It’s Eurovision week! Fans and contestants are already in Rotterdam ahead of the grand final tonight (22 May).
As with each year, several acts have emerged as the favourites to win this year’s competition, from Italy to Iceland.
Let’s take a look at our personal favourites:
A 42-second clip of Italy’s entry, Måneskin, was posted on 15 May and has already racked up more than 350,000 views, which should give you an idea of just how much interest there is around this fantastic band. Their song, “Zitti E Buoni” is a high-octane rock song that shows off frontman Damanio David’s growling vocals. Before Eurovision, the band had already enjoyed success in their native Italy with their 2017 debut single, “Chosen”. Their debut album Il ballo della vita was released the following year and reached No 1 in Italy. The official music video for their Eurovision entry already has 21 million views on YouTube (half of those are me). After Mahmood came so close to triumph in 2018 with “Soldi”, it would be great to see a win for Italy this year.
France are competing this year with Barbara Pravi and her tender song “Voila”, which recalls some of the more understated James Bond themes. It features mournful violins and Pravi’s impressive voice, which is full of yearning. The carousel rhythm and her impassioned delivery both seem like direct references to one of France’s most famous singers, Edith Piaf.
The brilliant Destiny is representing Malta at this year’s Eurovision Song Contest, with the empowering anthem “Je Me Casse”. The song includes a catchy but traditional folk hook built from a horns section (music fans might recall similar hooks proving successful for chart-toppers like Jason Derulo and Fifth Harmony), which could prove popular with judges. The video for “Je Me Casse” also includes some impressive visuals – if that translates to the live show, Malta could be on to a winner.

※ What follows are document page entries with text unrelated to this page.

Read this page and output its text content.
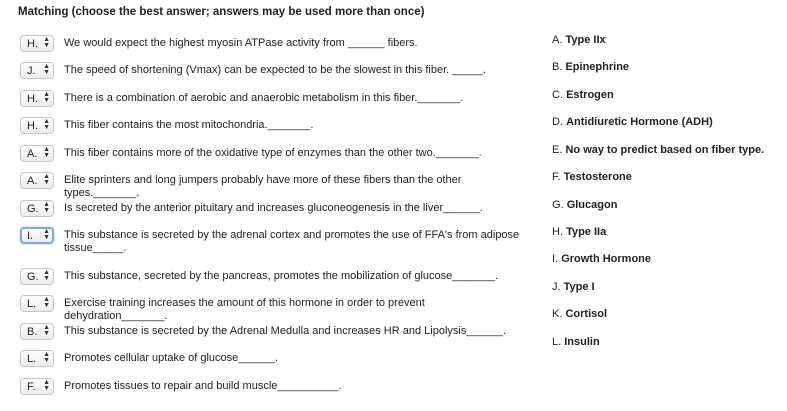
Matching (choose the best answer; answers may be used more than once)
H. ▲
▼ We would expect the highest myosin ATPase activity from ______ fibers.
J. ▲
▼ The speed of shortening (Vmax) can be expected to be the slowest in this fiber. _____.
H. ▲
▼ There is a combination of aerobic and anaerobic metabolism in this fiber._______.
H. ▲
▼ This fiber contains the most mitochondria._______.
A. ▲
▼ This fiber contains more of the oxidative type of enzymes than the other two._______.
A. ▲
▼ Elite sprinters and long jumpers probably have more of these fibers than the other types._______.
G. ▲
▼ Is secreted by the anterior pituitary and increases gluconeogenesis in the liver______.
I. ▲
▼ This substance is secreted by the adrenal cortex and promotes the use of FFA's from adipose tissue_____.
G. ▲
▼ This substance, secreted by the pancreas, promotes the mobilization of glucose_______.
L. ▲
▼ Exercise training increases the amount of this hormone in order to prevent dehydration_______.
B. ▲
▼ This substance is secreted by the Adrenal Medulla and increases HR and Lipolysis______.
L. ▲
▼ Promotes cellular uptake of glucose______.
F. ▲
▼ Promotes tissues to repair and build muscle__________.
A. Type IIx
B. Epinephrine
C. Estrogen
D. Antidiuretic Hormone (ADH)
E. No way to predict based on fiber type.
F. Testosterone
G. Glucagon
H. Type IIa
I. Growth Hormone
J. Type I
K. Cortisol
L. Insulin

Switzerland are competing with a real-tearjerker, or Gjon’s Tears, to be exact. The 22-year-old singer-songwriter was due to compete in the 2020 competition but was prevented from doing so by the pandemic. Now he’s got another chance to impress the judges and the live audience, this time with his deeply affecting song, “Tous l’Univers”.
They’re back! Daði og Gagnamagnið were widely viewed as the big favourites to win Eurovision in 2020, going viral for their infectious song and dance routine for “Think About Things”. Fans were obviously gutted, then, when the competition was cancelled due to the pandemic. Fortunately the Icelandic band are here with yet another banger, “10 Years”, which includes a children’s choir and some snazzy new dance moves. We’re certain Daði og Gagnamagnið have a great chance at dancing their way back into the judges’ hearts.
And in case you were wondering, the UK is currently backed to finish last, with James Newman’s song, “Embers”.
Here’s the latest frontrunners and their odds from Ladbrokes:
Italy – 2/1
France – 10/3
Malta – 5/1
Ukraine – 15/2
Switzerland – 8/1
Iceland – 14/1
Finland – 20/1
Bulgaria – 28/1
Portugal – 33/1
San Marino – 33/1
The Eurovision semi-finals take place on 18 and 20 May. The grand final will be held on Saturday 22 May.